Agora, parece que um grupo de cientistas conseguiu mapear no cérebro a
região responsável pelo otimismo.
Voluntários
foram colocados em uma máquina de ressonância magnética capaz de medir
a cada instante a atividade de cada área do cérebro. Uma vez na
máquina, eram instruídos a imaginar um evento no futuro ou relembrar um
evento do passado.
Quando terminavam de imaginar, a máquina era
desligada e eles respondiam a um questionário sobre o que haviam
imaginado. O evento era positivo ou negativo? Parecia distante ou
próximo ao presente? A pessoa estava muito ou pouco envolvida no
evento? Nos eventos que se relacionavam ao passado, fossem eles
negativos ou positivos, ambos geravam respostas semelhantes.
Nos
relacionados ao futuro, sempre que o evento era positivo (vou ganhar um
prêmio, vou me apaixonar), ele era mais intenso, imaginado mais perto
do presente e a pessoa se via intimamente envolvida. Era o esperado,
afinal somos otimistas.
Na última parte do experimento, a
atividade cerebral dos voluntários durante o tempo que imaginavam um
evento positivos no futuro (vou comer um pernil ótimo amanhã) era
comparada com a atividade cerebral quando as pessoas imaginavam eventos
positivos no passado (ontem comi um pernil ótimo), um pensamento
negativo no futuro (o pernil que vou comer amanhã vai me dar diarréia)

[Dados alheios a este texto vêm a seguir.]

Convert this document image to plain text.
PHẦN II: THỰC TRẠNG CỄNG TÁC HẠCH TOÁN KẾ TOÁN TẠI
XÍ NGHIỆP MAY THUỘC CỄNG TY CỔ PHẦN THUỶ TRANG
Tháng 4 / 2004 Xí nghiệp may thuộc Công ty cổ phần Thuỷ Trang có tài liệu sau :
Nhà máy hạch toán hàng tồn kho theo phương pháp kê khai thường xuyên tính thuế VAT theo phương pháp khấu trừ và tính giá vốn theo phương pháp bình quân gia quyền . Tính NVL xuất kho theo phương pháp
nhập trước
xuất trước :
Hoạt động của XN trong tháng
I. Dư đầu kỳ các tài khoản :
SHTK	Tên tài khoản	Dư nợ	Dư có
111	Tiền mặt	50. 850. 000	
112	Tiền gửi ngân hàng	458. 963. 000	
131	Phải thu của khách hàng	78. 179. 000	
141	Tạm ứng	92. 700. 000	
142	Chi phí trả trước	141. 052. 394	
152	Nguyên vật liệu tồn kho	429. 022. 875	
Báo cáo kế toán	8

ou um pensamento negativo no passado (o pernil que comi ontem me fez
vomitar).
O resultado é que sempre que a imaginação se dirigia
para o futuro e focava em um pensamento positivo, duas regiões do
cérebro eram ativadas de maneira específica: a região da amígdala e a
parte anterior do córtex cingulado rostral.
Esses dados
indicam que provavelmente é nessas partes do cérebro que se origina o
otimismo. As duas regiões apresentam anomalias em pessoas afetadas por
depressões profundas e pacientes com lesões nessas áreas tendem a
apresentar depressão. Ficam incapazes de pensamentos otimistas.
Esse
experimento é um bom exemplo de como aos poucos estamos descobrindo
como nosso cérebro cria nossa mente. Afinal, da mesma maneira que o
coração bomba sangue e o intestino digere os alimentos, a função do
cérebro é criar e manter a mente.
Mais informações em: Neural Mechanisms Mediating Optimism Bias. Nature,
volume 450, página 102, ano 2007.
(O Estado de SP, 15/11)
JC e-mail 3391, de 16 de Novembro de 2007. 44. A origem do otimismo, artigo de Fernando Reinach "É bem sabido que, independentemente de nosso nÃvel de...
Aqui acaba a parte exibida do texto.